Je note que Patrick Ricard parle de ses managers en utilisant le mot "entrepreneurs", c’est un signe !
A la question "quel est le produit qui vous a le plus séduit récemment ?": il répond : "un qui n’est pas du groupe, la vodka Grey Goose, élaborée à Cognac, dont le développement a été absolument extraordinaire". Qui en effet s’attendait à ce que le plus grand succès en matière de vodka depuis Absolut voit le jour à deux pas de chez nous ?
A propos de la vodka Absolut, nous avons admiré la détermination avec laquelle Patrick Ricard a remporté au printemps l’achat de V&S devant trois concurrents, et surtout la maestria avec laquelle il a su communiquer sur cette importante acquisition, dont le prix vaut bien les atouts qu’elle va apporter au groupe.
De plus en plus de locaux à la tête des filiales (peu, trop peu de femmes encore !) Finlande, Bulgarie, UK, Vietnam… Et pour Patrick Ricard, les Français aiment bouger, travailler à l’étranger, contrairement aux idées reçues.

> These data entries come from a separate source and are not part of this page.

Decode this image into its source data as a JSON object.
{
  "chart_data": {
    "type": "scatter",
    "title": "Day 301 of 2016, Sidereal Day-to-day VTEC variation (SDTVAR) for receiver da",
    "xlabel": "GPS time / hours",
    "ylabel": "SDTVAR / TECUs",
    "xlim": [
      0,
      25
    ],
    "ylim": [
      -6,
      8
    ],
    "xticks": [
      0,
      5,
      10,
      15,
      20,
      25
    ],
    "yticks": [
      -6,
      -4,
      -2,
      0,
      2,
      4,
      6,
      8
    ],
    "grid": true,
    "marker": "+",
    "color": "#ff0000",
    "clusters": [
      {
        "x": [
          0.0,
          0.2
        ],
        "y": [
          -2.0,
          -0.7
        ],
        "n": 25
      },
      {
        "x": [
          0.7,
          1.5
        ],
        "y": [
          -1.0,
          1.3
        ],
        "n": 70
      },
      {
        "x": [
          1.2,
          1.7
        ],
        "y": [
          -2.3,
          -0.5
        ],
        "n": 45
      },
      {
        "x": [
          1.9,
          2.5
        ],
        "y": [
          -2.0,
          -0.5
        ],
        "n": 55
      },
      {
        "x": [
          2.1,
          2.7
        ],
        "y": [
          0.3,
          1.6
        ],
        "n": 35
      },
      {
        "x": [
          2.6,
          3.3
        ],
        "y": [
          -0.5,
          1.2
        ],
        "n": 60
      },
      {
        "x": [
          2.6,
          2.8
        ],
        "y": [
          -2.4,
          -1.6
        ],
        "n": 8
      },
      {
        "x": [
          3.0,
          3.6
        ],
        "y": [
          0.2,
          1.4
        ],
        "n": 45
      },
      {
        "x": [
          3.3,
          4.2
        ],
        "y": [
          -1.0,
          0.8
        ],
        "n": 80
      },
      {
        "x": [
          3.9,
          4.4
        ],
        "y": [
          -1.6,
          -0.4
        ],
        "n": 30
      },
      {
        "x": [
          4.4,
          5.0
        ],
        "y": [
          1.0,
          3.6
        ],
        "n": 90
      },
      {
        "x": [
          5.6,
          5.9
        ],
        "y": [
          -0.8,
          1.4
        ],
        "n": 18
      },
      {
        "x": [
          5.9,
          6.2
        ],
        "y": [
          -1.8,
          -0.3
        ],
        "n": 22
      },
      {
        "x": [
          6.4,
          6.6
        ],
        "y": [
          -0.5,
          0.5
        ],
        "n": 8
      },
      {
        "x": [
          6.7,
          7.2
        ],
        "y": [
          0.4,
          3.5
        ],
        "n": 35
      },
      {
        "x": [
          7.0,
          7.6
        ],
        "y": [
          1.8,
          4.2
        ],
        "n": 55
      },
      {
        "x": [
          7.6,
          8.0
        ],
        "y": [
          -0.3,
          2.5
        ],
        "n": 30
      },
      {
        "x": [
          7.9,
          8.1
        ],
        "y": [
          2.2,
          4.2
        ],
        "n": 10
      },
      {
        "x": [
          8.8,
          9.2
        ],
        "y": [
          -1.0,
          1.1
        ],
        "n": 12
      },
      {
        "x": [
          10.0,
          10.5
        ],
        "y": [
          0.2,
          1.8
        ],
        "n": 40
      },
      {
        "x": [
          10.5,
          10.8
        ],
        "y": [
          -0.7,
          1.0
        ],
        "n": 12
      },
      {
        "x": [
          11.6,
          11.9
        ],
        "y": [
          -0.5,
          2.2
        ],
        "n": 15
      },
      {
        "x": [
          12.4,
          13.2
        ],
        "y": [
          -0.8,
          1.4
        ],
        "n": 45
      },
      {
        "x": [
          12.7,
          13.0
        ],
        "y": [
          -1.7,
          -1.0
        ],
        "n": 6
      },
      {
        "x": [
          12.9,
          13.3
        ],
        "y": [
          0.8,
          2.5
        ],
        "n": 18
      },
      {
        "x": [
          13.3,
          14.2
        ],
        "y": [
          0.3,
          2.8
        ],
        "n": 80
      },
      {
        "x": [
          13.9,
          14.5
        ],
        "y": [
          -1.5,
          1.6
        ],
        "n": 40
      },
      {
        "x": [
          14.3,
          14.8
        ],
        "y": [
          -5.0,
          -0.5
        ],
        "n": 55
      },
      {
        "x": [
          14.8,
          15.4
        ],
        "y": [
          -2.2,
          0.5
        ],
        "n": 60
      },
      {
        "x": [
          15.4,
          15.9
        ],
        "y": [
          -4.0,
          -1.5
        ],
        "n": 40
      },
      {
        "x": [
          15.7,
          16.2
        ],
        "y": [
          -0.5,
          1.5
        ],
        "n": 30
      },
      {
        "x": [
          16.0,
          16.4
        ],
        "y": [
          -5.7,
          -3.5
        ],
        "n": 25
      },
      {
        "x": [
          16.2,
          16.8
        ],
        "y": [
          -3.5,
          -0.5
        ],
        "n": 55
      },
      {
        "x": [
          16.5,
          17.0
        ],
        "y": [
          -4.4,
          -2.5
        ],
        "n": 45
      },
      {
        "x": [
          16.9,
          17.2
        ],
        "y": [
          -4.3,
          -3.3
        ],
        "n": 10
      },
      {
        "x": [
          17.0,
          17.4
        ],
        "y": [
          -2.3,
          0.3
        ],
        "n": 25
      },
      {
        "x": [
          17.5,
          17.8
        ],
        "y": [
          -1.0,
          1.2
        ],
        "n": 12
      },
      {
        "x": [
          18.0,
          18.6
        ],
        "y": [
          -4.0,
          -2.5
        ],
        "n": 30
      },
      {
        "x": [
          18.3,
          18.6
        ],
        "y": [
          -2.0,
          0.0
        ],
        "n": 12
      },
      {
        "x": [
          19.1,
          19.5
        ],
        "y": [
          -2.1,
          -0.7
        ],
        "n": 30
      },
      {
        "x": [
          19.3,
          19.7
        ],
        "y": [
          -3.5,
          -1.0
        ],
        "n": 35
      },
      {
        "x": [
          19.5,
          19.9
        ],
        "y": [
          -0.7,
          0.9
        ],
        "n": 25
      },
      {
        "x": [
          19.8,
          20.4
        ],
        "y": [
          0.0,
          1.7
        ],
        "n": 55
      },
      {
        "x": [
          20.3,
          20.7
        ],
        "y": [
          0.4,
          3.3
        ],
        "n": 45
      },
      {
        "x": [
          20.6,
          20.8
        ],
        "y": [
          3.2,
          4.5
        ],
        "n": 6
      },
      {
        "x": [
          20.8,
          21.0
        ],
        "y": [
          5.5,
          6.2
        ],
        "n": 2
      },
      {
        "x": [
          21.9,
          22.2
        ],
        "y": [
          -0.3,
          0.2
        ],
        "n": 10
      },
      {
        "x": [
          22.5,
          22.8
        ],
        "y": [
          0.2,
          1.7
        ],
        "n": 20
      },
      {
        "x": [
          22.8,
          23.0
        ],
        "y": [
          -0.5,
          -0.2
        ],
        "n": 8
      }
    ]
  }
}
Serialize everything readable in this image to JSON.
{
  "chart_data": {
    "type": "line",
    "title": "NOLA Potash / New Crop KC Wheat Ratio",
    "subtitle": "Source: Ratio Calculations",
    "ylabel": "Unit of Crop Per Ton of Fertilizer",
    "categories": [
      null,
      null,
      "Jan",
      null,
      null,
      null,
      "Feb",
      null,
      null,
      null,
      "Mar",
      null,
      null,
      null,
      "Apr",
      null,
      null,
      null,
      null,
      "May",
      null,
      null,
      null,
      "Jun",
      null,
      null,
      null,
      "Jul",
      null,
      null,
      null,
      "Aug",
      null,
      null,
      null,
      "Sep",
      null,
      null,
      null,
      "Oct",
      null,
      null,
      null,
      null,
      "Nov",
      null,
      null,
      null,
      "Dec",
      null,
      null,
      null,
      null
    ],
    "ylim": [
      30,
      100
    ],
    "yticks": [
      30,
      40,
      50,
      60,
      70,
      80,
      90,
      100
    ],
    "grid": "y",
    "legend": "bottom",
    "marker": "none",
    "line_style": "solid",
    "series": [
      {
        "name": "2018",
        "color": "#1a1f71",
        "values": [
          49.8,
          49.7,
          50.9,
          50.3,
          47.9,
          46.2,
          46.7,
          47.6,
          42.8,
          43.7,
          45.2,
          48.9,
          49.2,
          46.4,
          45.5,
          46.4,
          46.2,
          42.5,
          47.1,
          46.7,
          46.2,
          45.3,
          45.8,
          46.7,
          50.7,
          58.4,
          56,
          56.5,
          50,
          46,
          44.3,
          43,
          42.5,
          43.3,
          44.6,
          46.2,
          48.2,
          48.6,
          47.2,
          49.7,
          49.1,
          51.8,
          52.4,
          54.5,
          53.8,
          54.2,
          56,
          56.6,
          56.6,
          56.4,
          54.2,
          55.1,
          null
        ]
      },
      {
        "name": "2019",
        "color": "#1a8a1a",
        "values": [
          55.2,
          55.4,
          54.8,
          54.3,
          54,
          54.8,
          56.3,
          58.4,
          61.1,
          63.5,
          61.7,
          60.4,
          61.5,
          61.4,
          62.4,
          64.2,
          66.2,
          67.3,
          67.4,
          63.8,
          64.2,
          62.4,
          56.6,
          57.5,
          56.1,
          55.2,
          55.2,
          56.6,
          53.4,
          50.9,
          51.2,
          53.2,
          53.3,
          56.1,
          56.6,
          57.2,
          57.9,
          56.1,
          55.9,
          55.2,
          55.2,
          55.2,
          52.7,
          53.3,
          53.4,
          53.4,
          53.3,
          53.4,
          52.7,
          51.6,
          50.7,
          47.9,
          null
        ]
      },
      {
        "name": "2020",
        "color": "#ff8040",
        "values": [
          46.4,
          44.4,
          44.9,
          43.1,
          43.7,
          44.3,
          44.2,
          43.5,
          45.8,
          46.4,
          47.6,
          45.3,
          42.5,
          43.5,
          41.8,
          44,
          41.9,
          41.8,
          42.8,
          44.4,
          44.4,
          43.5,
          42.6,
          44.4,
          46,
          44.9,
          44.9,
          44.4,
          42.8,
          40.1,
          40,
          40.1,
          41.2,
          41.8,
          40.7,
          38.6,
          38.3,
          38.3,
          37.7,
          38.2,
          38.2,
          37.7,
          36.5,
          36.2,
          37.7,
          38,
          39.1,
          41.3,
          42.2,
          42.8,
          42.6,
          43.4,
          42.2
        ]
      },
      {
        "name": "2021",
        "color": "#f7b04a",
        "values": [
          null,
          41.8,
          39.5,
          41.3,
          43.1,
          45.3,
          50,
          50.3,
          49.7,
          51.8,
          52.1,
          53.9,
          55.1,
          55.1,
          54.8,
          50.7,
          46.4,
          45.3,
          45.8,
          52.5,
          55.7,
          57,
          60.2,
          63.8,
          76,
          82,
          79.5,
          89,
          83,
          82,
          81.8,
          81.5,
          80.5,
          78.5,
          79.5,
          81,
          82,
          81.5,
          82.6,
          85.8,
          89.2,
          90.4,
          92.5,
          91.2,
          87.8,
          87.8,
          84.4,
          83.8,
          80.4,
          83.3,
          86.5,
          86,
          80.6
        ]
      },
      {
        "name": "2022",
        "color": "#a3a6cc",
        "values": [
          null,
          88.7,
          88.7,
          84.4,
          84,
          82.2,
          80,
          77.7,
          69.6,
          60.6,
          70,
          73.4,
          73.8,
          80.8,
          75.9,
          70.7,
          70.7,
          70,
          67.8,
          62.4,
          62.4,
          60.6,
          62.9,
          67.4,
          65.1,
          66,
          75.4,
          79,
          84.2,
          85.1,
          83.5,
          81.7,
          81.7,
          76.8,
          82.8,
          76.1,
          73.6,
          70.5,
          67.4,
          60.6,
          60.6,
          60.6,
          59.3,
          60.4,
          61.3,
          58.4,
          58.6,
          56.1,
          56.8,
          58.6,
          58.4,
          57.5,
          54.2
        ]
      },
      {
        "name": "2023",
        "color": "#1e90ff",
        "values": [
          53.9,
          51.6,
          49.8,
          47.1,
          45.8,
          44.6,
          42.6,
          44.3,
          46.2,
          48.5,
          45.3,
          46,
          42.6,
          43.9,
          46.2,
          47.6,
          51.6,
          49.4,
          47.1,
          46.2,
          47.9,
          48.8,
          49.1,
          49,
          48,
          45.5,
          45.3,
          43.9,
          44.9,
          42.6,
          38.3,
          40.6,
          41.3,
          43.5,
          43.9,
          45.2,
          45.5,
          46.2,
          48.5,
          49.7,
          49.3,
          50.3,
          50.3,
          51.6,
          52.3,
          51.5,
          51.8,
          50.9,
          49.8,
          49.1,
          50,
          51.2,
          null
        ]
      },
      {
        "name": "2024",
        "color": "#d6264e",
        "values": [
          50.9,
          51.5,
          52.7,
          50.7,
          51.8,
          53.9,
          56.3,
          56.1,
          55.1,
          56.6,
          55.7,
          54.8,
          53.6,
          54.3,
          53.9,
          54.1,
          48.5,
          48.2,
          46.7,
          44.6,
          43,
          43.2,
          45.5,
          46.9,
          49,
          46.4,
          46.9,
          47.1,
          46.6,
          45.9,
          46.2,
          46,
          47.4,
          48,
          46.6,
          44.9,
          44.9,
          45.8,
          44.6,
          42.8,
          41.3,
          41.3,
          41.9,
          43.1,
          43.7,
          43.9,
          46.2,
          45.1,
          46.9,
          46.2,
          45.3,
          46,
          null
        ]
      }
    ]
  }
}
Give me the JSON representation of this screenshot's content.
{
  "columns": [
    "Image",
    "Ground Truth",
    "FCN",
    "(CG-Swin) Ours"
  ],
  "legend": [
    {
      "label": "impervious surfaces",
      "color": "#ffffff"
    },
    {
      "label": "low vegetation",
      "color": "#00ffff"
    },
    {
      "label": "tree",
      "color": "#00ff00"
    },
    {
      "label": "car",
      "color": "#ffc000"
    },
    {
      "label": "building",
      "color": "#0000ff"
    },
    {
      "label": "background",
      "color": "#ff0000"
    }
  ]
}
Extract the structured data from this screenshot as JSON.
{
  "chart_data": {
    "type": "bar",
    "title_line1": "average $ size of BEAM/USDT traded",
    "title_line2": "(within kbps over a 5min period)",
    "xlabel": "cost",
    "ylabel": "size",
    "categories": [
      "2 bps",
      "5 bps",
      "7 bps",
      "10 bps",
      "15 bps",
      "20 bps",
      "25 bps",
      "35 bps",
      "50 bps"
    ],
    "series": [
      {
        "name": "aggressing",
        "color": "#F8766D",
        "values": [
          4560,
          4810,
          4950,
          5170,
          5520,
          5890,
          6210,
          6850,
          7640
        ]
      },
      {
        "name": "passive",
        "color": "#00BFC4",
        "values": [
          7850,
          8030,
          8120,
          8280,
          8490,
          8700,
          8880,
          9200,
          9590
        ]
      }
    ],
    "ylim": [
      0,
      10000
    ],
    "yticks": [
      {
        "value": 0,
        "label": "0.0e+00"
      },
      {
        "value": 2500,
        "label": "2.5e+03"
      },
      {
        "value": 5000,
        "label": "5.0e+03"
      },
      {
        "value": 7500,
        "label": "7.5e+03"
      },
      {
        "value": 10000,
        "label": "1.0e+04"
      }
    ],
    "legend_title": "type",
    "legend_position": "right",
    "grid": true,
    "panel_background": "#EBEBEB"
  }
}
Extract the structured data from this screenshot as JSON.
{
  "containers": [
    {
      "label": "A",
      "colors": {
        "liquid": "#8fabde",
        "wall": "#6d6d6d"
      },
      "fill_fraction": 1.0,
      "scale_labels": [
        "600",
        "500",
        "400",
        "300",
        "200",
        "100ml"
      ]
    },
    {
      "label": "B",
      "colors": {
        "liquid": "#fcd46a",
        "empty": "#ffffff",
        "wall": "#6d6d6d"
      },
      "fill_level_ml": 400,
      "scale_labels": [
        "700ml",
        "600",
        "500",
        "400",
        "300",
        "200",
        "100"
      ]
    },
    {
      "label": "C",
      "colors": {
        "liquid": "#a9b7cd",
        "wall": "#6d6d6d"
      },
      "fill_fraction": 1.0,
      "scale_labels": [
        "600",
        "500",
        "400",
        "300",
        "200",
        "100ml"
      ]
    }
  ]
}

Mondialisation : Patrick Ricard souligne le succès du vin australien, où désormais son groupe fait autorité. Il raconte l’aventure de Jacob’s Creek, de l’origine du vignoble planté en 1847 dans la Barossa Valley jusqu’aux 90 millions de bouteilles vendues chaque année dans le monde.
Quid des open bars, des jeunes ? Comment concilier rentabilité et responsabilité ? Selon l’étude IREB, la consommation des jeunes baisse. Pour Patrick Ricard, tout passe par l’éducation. Il déplore l’éclatement de la cellule familiale et la déstructuration des repas.
En conclusion, Patrick Ricard nous annonce son départ cette année ("j’aurai mes 40 années de cotisations !"). Il cèdera sa place au directeur général adjoint Pierre Pringuet et se consacrera à d’autres passions. Dommage et bravo !
Au fait, à quand une femme pour diriger Pernod Ricard ?
Car si je ressors de ce dîner indéniablement sous le charme de ce charismatique entrepreneur, j’ai aussi noté dans son intervention, allez... disons un minuscule zeste de misogynie... Patrick Ricard déclare ne pas rechercher la parité et il pense "difficile pour une femme d’être à la tête des entreprises dans ce milieu, n’est-ce pas ?", comme il me glisse malicieusement.
Un point de vue largement partagé en effet chez les messieurs, mais qu’en penseraient Dominique Hériard Dubreuil, Cécile Bonnefond, Cécile Amory et bien d’autres ? Je note que les idées ont toujours du mal à évoluer dans les conseils d’administration ; on en reparlera sur le blog à l’occasion du Women’s Forum d’Aude de Thuin.